Legendary US director Mike Nichols was married four times in his 83 years, most notably to his wife of 26 years, journalist Diane Sawyer, who was by his side when he died this week in New York.
The director of 22 feature films and 23 Broadway plays, Nichols spent his entire career dissecting relationships in dramas and comedies such as Who’s Afraid of Virginia Woolf?, The Graduate, The Birdcage and Closer.
While many of his films featured tortured relationships, Nichols and Sawyer enjoyed one of the happiest marriages in show business.
Sawyer herself told Ladies Home Journal earlier this year that the secret to her and Nichols’ long lasting relationship was his romantic side.
“[Mike is] much more romantic than I am. He puts little notes in my sock drawer or in my suitcase before I leave for a work trip,” Sawyer said at the time.
“I think one of the most romantic things is simply the way he reaches for my hand all the time.”
Although he found happiness in later life, the marriages in Nichols films were super complicated. Here’s five lessons we learnt from Nichols’ hits.
Lesson 1 – Know when to quit – Who’s Afraid of Virginia Woolf?
The original war of the roses on film, George and Martha thrash it out in Nichols’ first feature, played by the real-life, tortured and tempestuous couple of Elizabeth Taylor and Richard Burton. The at-times deranged, alcoholic couple’s love/hate relationship crackled on the screen as they tore shreds off one another.
Lesson 2 – A leopard doesn’t change its spots – Heartburn (1986)
In the Nora Ephron-penned 1986 film Heartburn, Meryl Streep (a Nichols muse) and Jack Nicholson show what can go wrong when two people marry too hastily. Nicholson’s Washington journalist character, Mark, and Streep’s New York food writer, Rachel, get hitched despite Mark’s reputation as a notorious ladies man. Streep, pregnat with their second child, leaves Nicholson when she discovers he is having an affair with her friend. The film was based on Ephron’s marriage to Washington Post ‘Watergate’ journalist Carl Bernstein.
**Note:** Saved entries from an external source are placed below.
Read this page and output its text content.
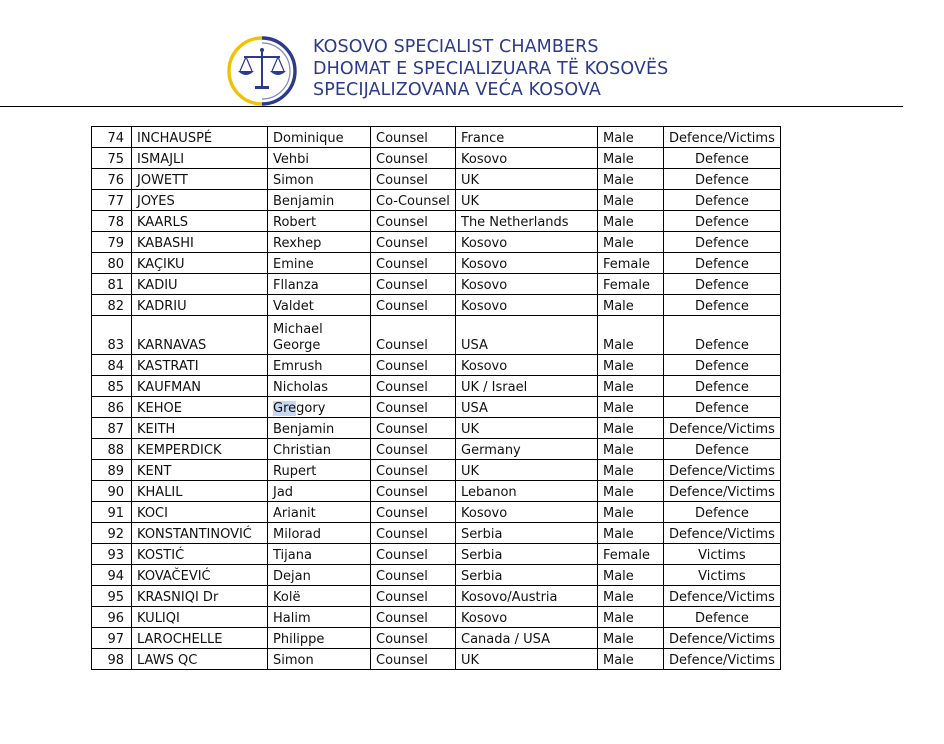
KOSOVO SPECIALIST CHAMBERS
DHOMAT E SPECIALIZUARA TË KOSOVËS
SPECIJALIZOVANA VEĆA KOSOVA
74	INCHAUSPÉ	Dominique	Counsel	France	Male	Defence/Victims
75	ISMAJLI	Vehbi	Counsel	Kosovo	Male	Defence
76	JOWETT	Simon	Counsel	UK	Male	Defence
77	JOYES	Benjamin	Co-Counsel	UK	Male	Defence
78	KAARLS	Robert	Counsel	The Netherlands	Male	Defence
79	KABASHI	Rexhep	Counsel	Kosovo	Male	Defence
80	KAÇIKU	Emine	Counsel	Kosovo	Female	Defence
81	KADIU	Fllanza	Counsel	Kosovo	Female	Defence
82	KADRIU	Valdet	Counsel	Kosovo	Male	Defence
83	KARNAVAS	Michael George	Counsel	USA	Male	Defence
84	KASTRATI	Emrush	Counsel	Kosovo	Male	Defence
85	KAUFMAN	Nicholas	Counsel	UK / Israel	Male	Defence
86	KEHOE	Gregory	Counsel	USA	Male	Defence
87	KEITH	Benjamin	Counsel	UK	Male	Defence/Victims
88	KEMPERDICK	Christian	Counsel	Germany	Male	Defence
89	KENT	Rupert	Counsel	UK	Male	Defence/Victims
90	KHALIL	Jad	Counsel	Lebanon	Male	Defence/Victims
91	KOCI	Arianit	Counsel	Kosovo	Male	Defence
92	KONSTANTINOVIĆ	Milorad	Counsel	Serbia	Male	Defence/Victims
93	KOSTIĆ	Tijana	Counsel	Serbia	Female	Victims
94	KOVAČEVIĆ	Dejan	Counsel	Serbia	Male	Victims
95	KRASNIQI Dr	Kolë	Counsel	Kosovo/Austria	Male	Defence/Victims
96	KULIQI	Halim	Counsel	Kosovo	Male	Defence
97	LAROCHELLE	Philippe	Counsel	Canada / USA	Male	Defence/Victims
98	LAWS QC	Simon	Counsel	UK	Male	Defence/Victims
Lesson 3 – Don’t settle – Working Girl (1988)
Tess McGill (Melanie Griffifth) chooses herself over her deadbeat fiance (Alec Baldwin) in Nichols’ Golden Globe winning 1980s classic Working Girl. Instead of winding up married to a loser from Staten Island, Tess makes a name for herself as a hotshot business woman in Manhattan and lands the sexy executive Jack Trainer (Harrison Ford). You go, girl.
Lesson 4 – Love conquers all – The Birdcage (1996)
Gay couple Armand (Robin Williams) and Albert’s (Nathan Lane) relationship is sent into a tizz on the eve of Armand’s son’s wedding. Albert is the star drag queen at Armand’s Miami club and they must band together to make him presentable, either as a straight man or as a woman, for the bride’s ultra conservative parents (Gene Hackman and Diane Weist). Not only does this gorgeous film show beauty and devotion between two men, it celebrates marriage for everybody.
Lesson 5 – Never give up – The Graduate – (1967)
Dustin Hoffman’s The Graduate character, Benjamin, falls for the love of his life, Elaine Robinson (Katherine Ross), despite the fact that he’s had an affair with her mother, the famous Mrs Robinson (Anne Bancroft), and she’s already getting married to someone else. The final scenes of this classic 1967 movie set Nichols career up for life, as we see Benjamin break up Elaine’s wedding, steal the bride, blockade the church and race away in the back of a bus. Brilliant.